Ever wonder why astronomy books refer to the precession cycle as being 26,000 years long while discussions of the Milankovitch cycles in the Earth’s orbit, which almost certainly affect the climate of our planet, invariably have a shorter precession cycle, averaging around 23,000 years? The problem is that they are using the same word for two slightly different things.

Milankovitch precession. Note that positive values correspond to minimum seasonal contrast in the Northern hemisphere.

Astronomical precession refers to the gradual change in the direction the earth’s axis is pointing relative to the fixed stars. This is a very slow change relative to a human lifetime, but obvious enough when records are kept that the ancient Greeks were aware of it. We know now that this precession is due to the pull of the sun and the moon on the equatorial bulge of the Earth. They can’t actually pull the rotating earth straight, any more than leaning a little sideways on a rapidly moving bicycle will make it topple sideways. What it will do is make the bicycle turn. The corresponding effect on the earth is that the direction the axis points describes a very slow circle in the sky. Right now the earth’s axis points at Polaris, the North Star, but this has not always been true. In about 12,000 years the pole star will be Vega, which is a much brighter star.

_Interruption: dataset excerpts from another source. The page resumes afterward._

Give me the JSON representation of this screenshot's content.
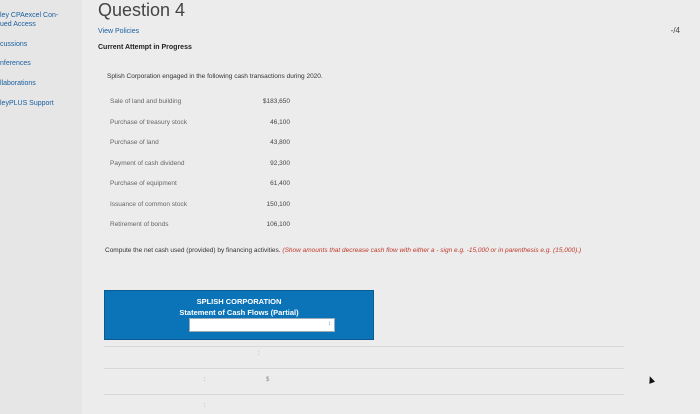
{
  "sidebar": {
    "items": [
      {
        "label": "ley CPAexcel Con-"
      },
      {
        "label": "ued Access"
      },
      {
        "label": "cussions"
      },
      {
        "label": "nferences"
      },
      {
        "label": "llaborations"
      },
      {
        "label": "leyPLUS Support"
      }
    ]
  },
  "question": {
    "title": "Question 4",
    "score": "-/4",
    "view_policies": "View Policies",
    "attempt": "Current Attempt in Progress",
    "intro": "Splish Corporation engaged in the following cash transactions during 2020."
  },
  "transactions": [
    {
      "label": "Sale of land and building",
      "value": "$183,650"
    },
    {
      "label": "Purchase of treasury stock",
      "value": "46,100"
    },
    {
      "label": "Purchase of land",
      "value": "43,800"
    },
    {
      "label": "Payment of cash dividend",
      "value": "92,300"
    },
    {
      "label": "Purchase of equipment",
      "value": "61,400"
    },
    {
      "label": "Issuance of common stock",
      "value": "150,100"
    },
    {
      "label": "Retirement of bonds",
      "value": "106,100"
    }
  ],
  "instructions": {
    "text": "Compute the net cash used (provided) by financing activities.",
    "note": "(Show amounts that decrease cash flow with either a - sign e.g. -15,000 or in parenthesis e.g. (15,000).)"
  },
  "statement": {
    "company": "SPLISH CORPORATION",
    "subtitle": "Statement of Cash Flows (Partial)",
    "select_arrow": "↕",
    "marks": [
      ":",
      ":",
      "$",
      ":"
    ]
  }
}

The stars other than the sun, however, have little to do with our climate and weather. For that, the important factor is not the direction that the earth’s axis is pointing in the heavens, but how that direction interacts with the earth’s distance from the sun. The earth’s orbit is not a circle, but an ellipse. Currently perihelion (which just means closest to the sun) is around January 4. Half the year later is aphelion (farthest from the sun.) If the earth’s axis is pointing most nearly toward the sun (summer solstice) at perihelion, the summer will be hot but short and the winter will be long and cold. This is currently true of the South pole. The North pole, however, is pointing almost away from the sun at perihelion, so the northern hemisphere has relatively cool, long summers. The effect is slight, especially since the eccentricity (a measure of the difference in distance from the earth to the sun between perihelion and aphelion) is currently very small.

The difference between astronomical precession and the interaction above is due to the fact that the earth’s elliptical orbit itself rotates in space due to the pull of the other planets, especially Jupiter and Saturn. This rotation is not as uniform as astronomical precession, hence the combined precession (which is what is used in the Milankovitch cycles) does not always have the same cycle length. On average it is around 23,000 years, but this varies. The strength of the effect also varies, due to the change over time in eccentricity.

The two figures (if I can figure out how to get them from Excel into the blog) show the precession effect and the eccentricity for the last 200,000 years. Note that the precession shown here is positive when the northern hemisphere summers are cool and long, and negative when the northern hemisphere summers are hot and short. Also note that the precession effect is out of phase in the two hemispheres. The different distribution of land and ocean in the two hemispheres is generally though to be the reason that the seasonality is most important in the northern hemisphere.

If I can figure out how to do a better job with Excel charts, I’ll do it.